Smart contracts remove the people element increasing the opportunities for issues to arise. According to Khan et al. (2021), smart contracts assume the role of intermediaries by automating exchanges, adding no value to a business transaction. In conventional financial agreements, intermediaries, such as banks, lawyers and accountants, add value by providing verification services, among other functions. In Uber v. Heller, there is no such verification process during contract formulation and interpretation. The lack of the people aspect explains why the claimant was not detail-oriented when entering into the agreement with Uber. Smart contracts self-draft, not providing contracting parties with an opportunity to go over the details to remove discrepancies (Khan et al. 2021). If Heller had access to information on Uber’s employment contract, it would have been clear he needed further accommodation.
Smart contracts will be of great utility in the modern world as business transactions become more remote and digitalized. The special form of agreement breaks out into the digital world, creating opportunities for decentralized finance. However, smart contracts will have to evolve and integrate aspects of traditional contracts to improve their applicability. At present, the reduced role of men and the capacity issue result in agreements where there is unequal bargaining power between parties. In addition, the automated function cannot anticipate future problems and provide remedies. Further research and policy modifications are required to effectively apply smart contracts in sophisticated commercial relationships. Unfortunately, the true evolution of smart contracts is bound to come from new paradigms that the legal and scholarly environments are yet to envision.

Cunningham, L. A. (2012). Contracts in the real world: Stories of popular contracts and why they matter. Cambridge University Press.
Eisenberg, M. (2018). Foundational principles of contract law. Oxford University Press.

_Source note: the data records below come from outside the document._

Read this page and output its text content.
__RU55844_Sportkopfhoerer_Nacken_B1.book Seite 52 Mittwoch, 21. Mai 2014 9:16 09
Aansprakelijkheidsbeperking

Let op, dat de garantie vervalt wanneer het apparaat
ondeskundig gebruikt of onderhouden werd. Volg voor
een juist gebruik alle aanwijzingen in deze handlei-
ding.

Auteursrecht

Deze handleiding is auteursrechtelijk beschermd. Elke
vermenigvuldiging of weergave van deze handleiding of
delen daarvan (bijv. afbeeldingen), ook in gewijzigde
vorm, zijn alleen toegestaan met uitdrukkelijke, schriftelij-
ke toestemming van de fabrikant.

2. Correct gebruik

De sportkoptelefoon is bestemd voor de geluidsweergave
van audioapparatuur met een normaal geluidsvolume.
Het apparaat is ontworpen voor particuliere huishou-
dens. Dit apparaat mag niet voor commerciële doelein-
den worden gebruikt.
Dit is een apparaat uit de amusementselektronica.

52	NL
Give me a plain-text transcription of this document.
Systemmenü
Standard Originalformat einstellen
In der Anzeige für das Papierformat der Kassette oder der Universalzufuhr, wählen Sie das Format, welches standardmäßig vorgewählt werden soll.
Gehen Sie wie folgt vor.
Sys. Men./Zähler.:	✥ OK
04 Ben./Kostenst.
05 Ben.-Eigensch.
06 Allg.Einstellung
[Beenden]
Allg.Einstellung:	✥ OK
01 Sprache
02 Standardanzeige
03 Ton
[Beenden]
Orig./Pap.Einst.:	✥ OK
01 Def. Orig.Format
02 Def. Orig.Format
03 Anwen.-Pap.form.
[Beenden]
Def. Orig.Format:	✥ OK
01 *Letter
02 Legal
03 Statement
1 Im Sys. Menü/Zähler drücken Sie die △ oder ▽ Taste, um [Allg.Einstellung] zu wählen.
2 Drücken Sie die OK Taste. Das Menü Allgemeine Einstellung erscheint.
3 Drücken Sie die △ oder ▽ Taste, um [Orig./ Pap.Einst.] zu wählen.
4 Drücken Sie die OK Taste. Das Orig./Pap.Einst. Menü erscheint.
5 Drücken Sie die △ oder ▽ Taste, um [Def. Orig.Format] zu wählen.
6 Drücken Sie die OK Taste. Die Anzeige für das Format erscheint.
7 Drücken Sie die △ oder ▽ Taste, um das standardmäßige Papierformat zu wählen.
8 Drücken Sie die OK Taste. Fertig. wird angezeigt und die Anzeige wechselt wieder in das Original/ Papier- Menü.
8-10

Harvard Law Review. (2021, May 10). Uber Technologies Inc. v. Heller. Harvard Law Review,
Khan, S. N., Loukil, F., Ghedira-Guegan, C. & Hani, A. (2021). Blockchain smart contracts: Applications, challenges, and future trends. Peer-to-Peer Network Applications, 14, 2901–2925.
Prasad, K. (2011). Problems and solutions in civil law. Universal Law Publishing.
Zytko, D., Furlo, N., Carlin, B. & Archer, M. (2021). Computer-mediated consent to sex: The context of Tinder. PACM on Human-Computer Interaction, 5(189), 1-27.